30s Summary
The October US inflation data matched economists’ predictions, coinciding with a surge in the Bitcoin price to near $90,000. The Consumer Price Index (CPI) rose by 0.2%, while the Core CPI (excluding food and energy costs) increased by 0.3%. Concurrently, Bitcoin’s price rose by nearly 30% over the past week. This has been driven by the US Federal Reserve’s decision to cut the federal funds rate by 75 basis points, looser monetary policies adopted by Western banks and the re-election of the crypto-friendly Donald Trump as president.
Full Article
The inflation data for October in the U.S. was exactly what economists thought it would be. This had an interesting effect on Bitcoin, pushing it close to the $90,000 mark.
To drill down a bit into the numbers — the Consumer Price Index (CPI) had a bit of a bump, going up 0.2% in October. This matched the predictions and the increase from the previous month of September. When you step back and look at the bigger picture over the year, the CPI was up 2.6%, again matching forecasts.
If you take a look at Core CPI, which is a bit like the CPI but leaves out food and energy costs because they can swing a lot, it also went up in October. It climbed 0.3%, which is what people thought it would and mirrors the rise in August. Over the year, the Core CPI was 3.3%, which again was as expected and the same as the previous month.

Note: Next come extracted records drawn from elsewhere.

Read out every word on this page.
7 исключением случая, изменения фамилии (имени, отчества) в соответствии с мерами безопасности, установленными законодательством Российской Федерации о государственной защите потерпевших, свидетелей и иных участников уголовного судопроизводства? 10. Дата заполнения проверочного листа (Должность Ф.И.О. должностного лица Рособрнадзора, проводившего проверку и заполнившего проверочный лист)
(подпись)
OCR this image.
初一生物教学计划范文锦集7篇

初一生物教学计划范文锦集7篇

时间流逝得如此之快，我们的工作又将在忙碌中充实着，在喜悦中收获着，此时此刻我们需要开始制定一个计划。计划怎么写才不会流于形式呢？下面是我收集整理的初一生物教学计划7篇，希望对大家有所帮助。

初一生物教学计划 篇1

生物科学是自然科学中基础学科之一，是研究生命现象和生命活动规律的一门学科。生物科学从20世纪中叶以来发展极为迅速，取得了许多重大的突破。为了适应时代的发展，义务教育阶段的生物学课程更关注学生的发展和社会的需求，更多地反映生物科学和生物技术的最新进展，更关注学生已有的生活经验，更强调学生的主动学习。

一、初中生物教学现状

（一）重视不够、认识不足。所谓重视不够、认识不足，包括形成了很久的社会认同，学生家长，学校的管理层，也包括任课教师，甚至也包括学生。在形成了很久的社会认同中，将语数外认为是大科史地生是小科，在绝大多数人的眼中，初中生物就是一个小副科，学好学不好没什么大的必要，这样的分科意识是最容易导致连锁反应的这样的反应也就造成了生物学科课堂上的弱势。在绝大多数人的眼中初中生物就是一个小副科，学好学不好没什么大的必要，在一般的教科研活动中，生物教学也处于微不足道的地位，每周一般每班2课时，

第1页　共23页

Compared with these numbers, it seems like Bitcoin had a bit of a field day with its price climbing to $89,500. This means it’s up nearly 30% over the past week.
The U.S. Federal Reserve has been doing its part too by cutting federal funds rate (which is kind of like the interest rate banks charge each other) by 75 basis points since it started easing cycle in September. This along with the fact that most Western banks have been kind of being loose with their money and the fact that Donald Trump, who is pretty friendly towards crypto, got re-elected last week has made Bitcoin soar to new highs.
What might happen next? Well, the CME FedWatch — which gives odds on what the Fed might do at its next policy meeting based on what’s happening with short-term interest rates — think the chances for an additional 25 basis point rate cut in mid-December skyrocketed from just under 60% to 69% after this morning’s data.